В ответ на это я получила замечательное письмо (оно пропало вместе с большой частью моего архива в 1941 — 1942 годах), из которого мне стало ясным, что общение в месяцы, когда мы не виделись, продолжалось и для него, и было важным, и сейчас мы снова будем что‑то «делать вместе». Вот тут‑то я и стала заведующей группой архивных разысканий Репертуарной секции Тео Наркомпроса, получивши двух «подчиненных», которые оба были старше меня. И кроме того, я была «вовлечена» в работу по Гейне и для народной серии «Всемирной литературы», а после праздника первой годовщины Октября должна была по требованию Блока написать статью о «Мистерии–буфф» Маяковского и ее первой постановке.

На деятельности группы архивных разысканий сказался нередкий в ту пору формально–логический подход к решению вопроса об «использовании культурного наследства». Ход мысли был примерно такой. Раз существовала царская драматическая цензура, значит, именно в ее архиве должно быть погребено все, что шло «наперекор» официальной идеологии. Увы. На деле все оказалось не так. То, что среди «запрещенных» пьес имело ценность, могло быть обнаружено и без архивных раскопок (например, «Горькая судьбина» Писемского), основной же массив составляли произведения либо безнадежно устарелые, либо попросту графоманские и курьезные. Так, моих «подчиненных» (П. А. Пестовский — брат поэта Пяста и Николай (Носик) Федорович), и меня, и Блока (с которым я делилась впечатлениями о работе) очень рассмешила некая мелодрама из древнеиудейской жизни. Содержание ее было следующее.
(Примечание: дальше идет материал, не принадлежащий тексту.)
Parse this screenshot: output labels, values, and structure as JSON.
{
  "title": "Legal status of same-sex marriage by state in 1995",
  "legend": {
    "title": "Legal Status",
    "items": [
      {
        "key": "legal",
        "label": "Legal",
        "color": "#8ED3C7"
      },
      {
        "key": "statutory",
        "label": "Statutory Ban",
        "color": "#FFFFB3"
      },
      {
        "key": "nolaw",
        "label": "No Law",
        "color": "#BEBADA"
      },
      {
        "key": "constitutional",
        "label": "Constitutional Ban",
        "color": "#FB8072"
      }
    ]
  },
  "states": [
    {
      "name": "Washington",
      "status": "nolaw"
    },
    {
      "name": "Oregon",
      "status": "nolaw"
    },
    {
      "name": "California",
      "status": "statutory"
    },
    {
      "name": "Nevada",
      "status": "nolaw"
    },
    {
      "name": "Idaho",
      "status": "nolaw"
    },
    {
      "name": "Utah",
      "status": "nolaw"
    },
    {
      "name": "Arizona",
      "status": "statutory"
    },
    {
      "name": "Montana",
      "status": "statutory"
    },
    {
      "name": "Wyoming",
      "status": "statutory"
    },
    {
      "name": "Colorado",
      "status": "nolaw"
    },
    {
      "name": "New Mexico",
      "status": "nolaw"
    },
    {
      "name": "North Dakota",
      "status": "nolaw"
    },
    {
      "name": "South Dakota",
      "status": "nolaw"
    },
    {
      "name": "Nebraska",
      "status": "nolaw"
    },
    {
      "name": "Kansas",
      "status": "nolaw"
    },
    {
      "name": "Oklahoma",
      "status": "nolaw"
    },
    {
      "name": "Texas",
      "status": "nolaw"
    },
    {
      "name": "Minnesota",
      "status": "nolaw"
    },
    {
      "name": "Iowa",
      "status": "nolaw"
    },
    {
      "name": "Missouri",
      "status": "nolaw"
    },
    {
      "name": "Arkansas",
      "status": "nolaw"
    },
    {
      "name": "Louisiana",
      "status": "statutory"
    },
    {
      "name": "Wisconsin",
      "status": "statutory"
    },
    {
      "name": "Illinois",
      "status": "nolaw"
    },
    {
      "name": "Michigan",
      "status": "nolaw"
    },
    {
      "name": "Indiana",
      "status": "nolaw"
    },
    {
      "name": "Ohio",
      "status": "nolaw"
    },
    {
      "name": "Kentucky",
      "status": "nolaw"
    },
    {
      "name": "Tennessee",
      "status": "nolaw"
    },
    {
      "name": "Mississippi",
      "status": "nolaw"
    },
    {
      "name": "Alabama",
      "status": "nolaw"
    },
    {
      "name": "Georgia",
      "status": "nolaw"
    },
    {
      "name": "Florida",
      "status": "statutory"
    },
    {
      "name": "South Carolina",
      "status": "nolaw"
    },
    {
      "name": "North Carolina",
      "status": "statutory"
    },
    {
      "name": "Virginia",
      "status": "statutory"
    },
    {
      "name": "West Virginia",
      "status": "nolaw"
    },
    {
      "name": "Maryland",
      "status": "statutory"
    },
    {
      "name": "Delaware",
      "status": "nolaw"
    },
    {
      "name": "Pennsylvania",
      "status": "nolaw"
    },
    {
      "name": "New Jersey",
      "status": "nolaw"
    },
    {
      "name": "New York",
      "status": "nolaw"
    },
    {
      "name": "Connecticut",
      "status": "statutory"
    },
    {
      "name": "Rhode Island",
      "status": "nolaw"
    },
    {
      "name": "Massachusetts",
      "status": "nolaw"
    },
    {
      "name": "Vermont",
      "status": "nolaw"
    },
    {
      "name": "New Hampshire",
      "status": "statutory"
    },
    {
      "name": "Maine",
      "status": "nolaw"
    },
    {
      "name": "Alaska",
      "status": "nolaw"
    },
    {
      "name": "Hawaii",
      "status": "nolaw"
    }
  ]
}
Юноша по пути домой встретил у колодца в пустыне девушку и тут же обручился с ней, призвав в качестве свидетелей присутствующего при этом дикого кота, а также и колодец. Юноша, вернувшись домой, забыл об обручении, женился, и жена ему народила мальчиков–близнецов. Но в канун годовщины обручения в пустыне один из мальчиков утонул в колодце, а другого задрал дикий кот. Когда детей хоронили, появилась некогда обрученная невеста, безумная, полная бессвязных воспоминаний о прошлом:

Вот колодезь тот,
Вот сей дикий кот,
Говорит он няв —
Знаете, что няв сей значит?

Хор собравшихся на похороны отвечал ей:

Знать хотим, зачем кот плачет!

Я вспоминаю об этом драматургическом курьезе потому, что «Знаете, что няв сей значит?» вошло у нас в разговорный обиход, стало формулой для оценки неудачных стихов, переводов, выступлений.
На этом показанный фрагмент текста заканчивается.